Aujourd’hui, les chaînes publiques assurent déjà quelques émissions avec ce support : les séances de questions au gouvernement retransmises sur France 3, l’émission « l’œil et la main » sur France 5 et le « flash info » du matin sur France 2, mais cela reste particulièrement insuffisant. Pour que cet accès à l’information soit plus large, il conviendrait donc d’envisager de recourir davantage à la Langue des Signes Française, soit pour traduire des programmes soit pour les présenter directement dans cette langue.

Il s’agit, en particulier, d’encourager la diffusion de journaux télévisés quotidiens du soir traduits en LSF que nous appelons de tous nos vœux pour justement permettre aux plusieurs dizaines de milliers de personnes sourdes, qui ont des difficultés avec l’écrit, de sortir de situations d’exclusion dramatiques face à l’information.

Nous regrettons que les chaînes se retranchent derrière une prétendue difficulté technique pour justifier leur choix de ne pas répondre à cet impératif. Les exemples réussis de l’étranger ne manquent pourtant pas.

TNT et télétexte

Nous attirons votre attention sur l’urgence de veiller à ce que les chaînes de la nouvelle Télévision Numérique Terrestre puissent diffuser un sous-titrage accessible à tous. Par ailleurs, le télétexte – dont nous ne comprenons toujours pas qu’il soit la norme incontournable – est de plus en plus malmené sur les diffusions du câble et du satellite.

Il conviendra également d’encourager les innovations technologiques permettant aux usagers de sélectionner et moduler en toute autonomie la taille de la police du sous-titrage ainsi que la couleur du fond et son contraste. Les exigences des usagers sont différentes, certains souffrant par exemple de difficultés visuelles ne leur permettant pas de bénéficier régulièrement du sous-titrage.

Les scrutins de 2007 et 2008 et l’accès à l’information électorale

Enfin, nous attirons votre attention sur la responsabilité qui est la vôtre en ce qui concerne l’accessibilité de l’information politique et citoyenne.

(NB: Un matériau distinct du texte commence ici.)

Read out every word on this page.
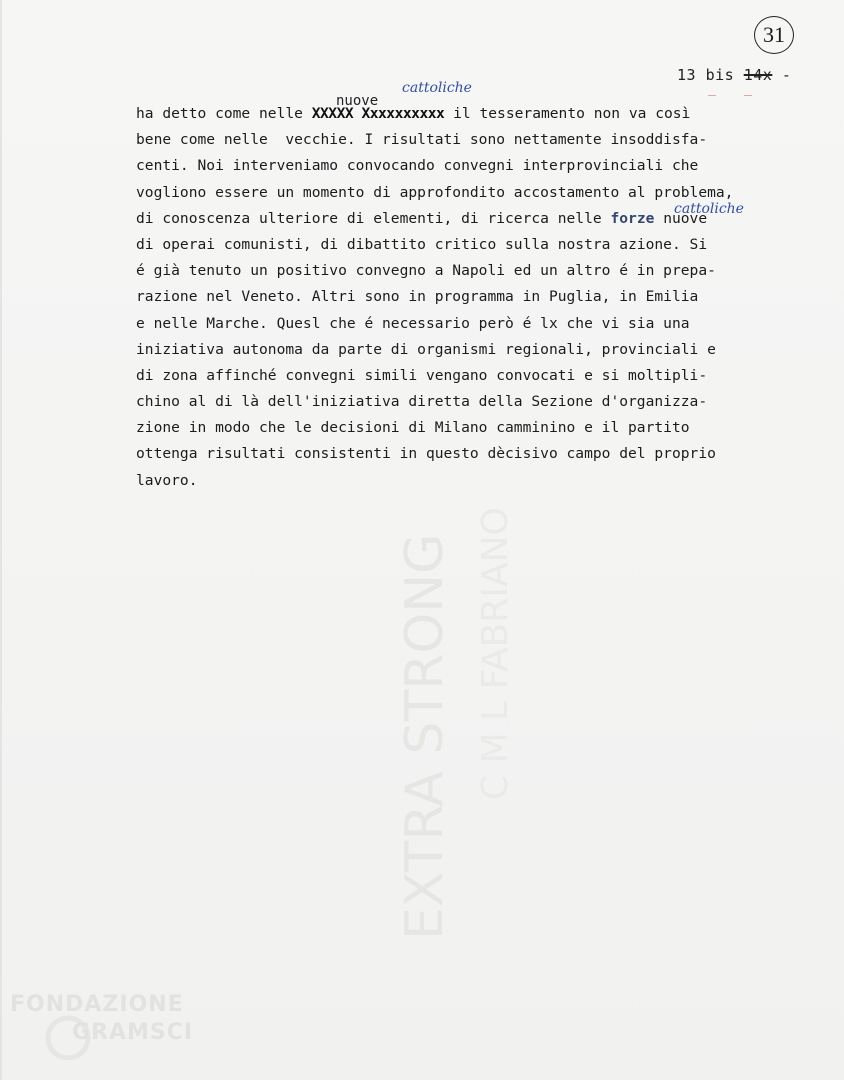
31
13 bis 14x -
cattoliche
nuove
cattoliche
ha detto come nelle XXXXX Xxxxxxxxxx il tesseramento non va così
bene come nelle  vecchie. I risultati sono nettamente insoddisfa-
centi. Noi interveniamo convocando convegni interprovinciali che
vogliono essere un momento di approfondito accostamento al problema,
di conoscenza ulteriore di elementi, di ricerca nelle forze nuove
di operai comunisti, di dibattito critico sulla nostra azione. Si
é già tenuto un positivo convegno a Napoli ed un altro é in prepa-
razione nel Veneto. Altri sono in programma in Puglia, in Emilia
e nelle Marche. Quesl che é necessario però é lx che vi sia una
iniziativa autonoma da parte di organismi regionali, provinciali e
di zona affinché convegni simili vengano convocati e si moltipli-
chino al di là dell'iniziativa diretta della Sezione d'organizza-
zione in modo che le decisioni di Milano camminino e il partito
ottenga risultati consistenti in questo dècisivo campo del proprio
lavoro.
EXTRA STRONG C M L FABRIANO
FONDAZIONE
GRAMSCI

A l’approche des nombreuses échéances électorales de 2007 et 2008, nous vous demandons de bien vouloir rappeler les chaînes à leurs obligations pour vous assurer que les campagnes électorales seront accessibles à nos publics, et ce, au-delà des campagnes officielles. La loi du 11 février 2005 porte justement sur la citoyenneté des personnes. Or, la citoyenneté se traduit d’abord par l’exercice du droit de vote. Pour les publics de personnes sourdes ou malentendantes, il importe donc qu’ils aient accès aux échanges politiques en période de campagne pour être en mesure d’exercer leur droit de vote et leur devoir de citoyen en toute connaissance de cause. Cela suppose que toutes les émissions d’information et de confrontation entre candidats soient accessibles à la fois par le sous-titrage et la traduction en Langue des Signes Française, sans bien sûr qu’une quelconque contrainte technique ne puisse justifier que cela ne soit pas réalisé dès à présent.